07 October 2016

Trademarks – Not every domain name entitled to trademark protection

Bombay High Court has refused to grant an interim injunction in a suit for trademark infringement and passing off in favour of the plaintiff, who is the registered proprietor of the mark and domain name “shaadi.com”. The Defendant, was sought to be restrained from using the domain name secondshaadi.com in any manner, including as part of the domain name for their web-based matrimonial services. The Court in this regard on 14-9-2016 held that word ‘shaadi’ is nothing but generic, referring to marriage and not anything else. It was held that it was incorrect to take a generic or commonly descriptive expression as part of a mark, and then, by process of deconstruction, lift the generic expression out of the mark, claim that it is ‘prominent’ or ‘essential’ or ‘leading’, and then lay claim to exclusivity it could never have had if used on its own. Deliberating on entitlement of trademark protection to domain names, the High Court was of the view that every domain name, even non-distinctive or descriptive ones, are not be entitled to trade mark-level protection. The Court found it incorrect to say that every domain name, because it is a domain name, will automatically receive full-blown protection of a mark.
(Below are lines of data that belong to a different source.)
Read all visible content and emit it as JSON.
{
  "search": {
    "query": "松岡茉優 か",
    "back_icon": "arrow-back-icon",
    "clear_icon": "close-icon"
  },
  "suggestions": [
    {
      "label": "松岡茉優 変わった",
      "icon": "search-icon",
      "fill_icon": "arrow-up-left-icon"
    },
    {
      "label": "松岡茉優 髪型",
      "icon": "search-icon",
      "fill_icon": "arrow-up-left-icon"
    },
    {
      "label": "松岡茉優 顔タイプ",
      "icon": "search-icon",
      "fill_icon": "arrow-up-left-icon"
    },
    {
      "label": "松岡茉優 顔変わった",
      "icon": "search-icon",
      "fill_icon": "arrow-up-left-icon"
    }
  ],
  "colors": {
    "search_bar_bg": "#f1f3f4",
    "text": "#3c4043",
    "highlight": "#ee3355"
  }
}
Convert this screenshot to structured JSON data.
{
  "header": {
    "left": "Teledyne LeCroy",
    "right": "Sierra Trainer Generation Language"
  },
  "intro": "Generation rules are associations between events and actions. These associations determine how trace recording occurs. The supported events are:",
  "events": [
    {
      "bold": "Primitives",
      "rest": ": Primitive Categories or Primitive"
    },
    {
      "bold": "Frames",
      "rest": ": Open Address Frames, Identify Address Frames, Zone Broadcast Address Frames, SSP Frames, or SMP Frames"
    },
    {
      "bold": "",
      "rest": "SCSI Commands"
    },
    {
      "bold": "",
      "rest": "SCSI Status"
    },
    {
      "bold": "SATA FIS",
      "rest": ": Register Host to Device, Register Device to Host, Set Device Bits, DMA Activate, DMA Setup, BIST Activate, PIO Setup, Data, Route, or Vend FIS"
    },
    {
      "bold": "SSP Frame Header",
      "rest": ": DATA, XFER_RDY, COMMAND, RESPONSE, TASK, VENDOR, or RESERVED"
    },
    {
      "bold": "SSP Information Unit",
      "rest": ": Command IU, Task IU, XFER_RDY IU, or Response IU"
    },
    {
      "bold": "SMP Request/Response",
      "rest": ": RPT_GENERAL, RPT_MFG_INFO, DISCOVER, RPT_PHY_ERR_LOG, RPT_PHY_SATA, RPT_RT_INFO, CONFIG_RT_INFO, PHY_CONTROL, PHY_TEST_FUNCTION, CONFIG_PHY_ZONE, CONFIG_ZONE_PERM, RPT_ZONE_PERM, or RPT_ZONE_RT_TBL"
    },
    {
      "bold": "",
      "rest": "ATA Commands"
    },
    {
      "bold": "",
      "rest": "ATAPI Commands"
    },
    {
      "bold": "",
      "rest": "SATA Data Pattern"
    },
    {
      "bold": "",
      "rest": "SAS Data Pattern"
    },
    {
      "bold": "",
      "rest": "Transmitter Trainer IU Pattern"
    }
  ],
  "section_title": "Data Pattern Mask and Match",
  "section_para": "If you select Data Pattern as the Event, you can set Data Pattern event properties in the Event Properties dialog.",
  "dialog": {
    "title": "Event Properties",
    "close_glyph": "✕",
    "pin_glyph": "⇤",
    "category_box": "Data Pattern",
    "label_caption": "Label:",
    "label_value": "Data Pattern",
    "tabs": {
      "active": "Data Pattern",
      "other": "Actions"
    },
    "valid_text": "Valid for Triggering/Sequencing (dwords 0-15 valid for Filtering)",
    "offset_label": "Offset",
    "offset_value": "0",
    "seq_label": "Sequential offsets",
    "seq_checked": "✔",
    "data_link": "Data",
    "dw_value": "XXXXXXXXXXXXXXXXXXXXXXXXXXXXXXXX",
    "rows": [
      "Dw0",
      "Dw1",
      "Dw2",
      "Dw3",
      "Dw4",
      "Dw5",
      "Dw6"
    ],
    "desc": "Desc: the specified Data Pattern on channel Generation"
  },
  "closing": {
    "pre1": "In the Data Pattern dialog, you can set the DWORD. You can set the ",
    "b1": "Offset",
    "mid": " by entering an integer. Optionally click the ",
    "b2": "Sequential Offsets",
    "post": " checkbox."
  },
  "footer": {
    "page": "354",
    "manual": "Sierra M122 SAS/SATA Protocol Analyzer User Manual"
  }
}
Further, laying down a test - whether rivals have attempted to use the same commonly descriptive or generic (class 1) expression, the Court observed that if it is shown that they have, then the claims to exclusivity and to a secondary meaning must both fail. It was noted that since there were number of rival users, against whom the plaintiff had moved, it showed non-exclusivity, and established that there were many who used the word. Lastly, while dismissing the notice of motion, the Court was of the view that there was sufficient variation in the domain names, tag lines were not similar, fonts and stylization were different along with the get up and look and feel of the websites.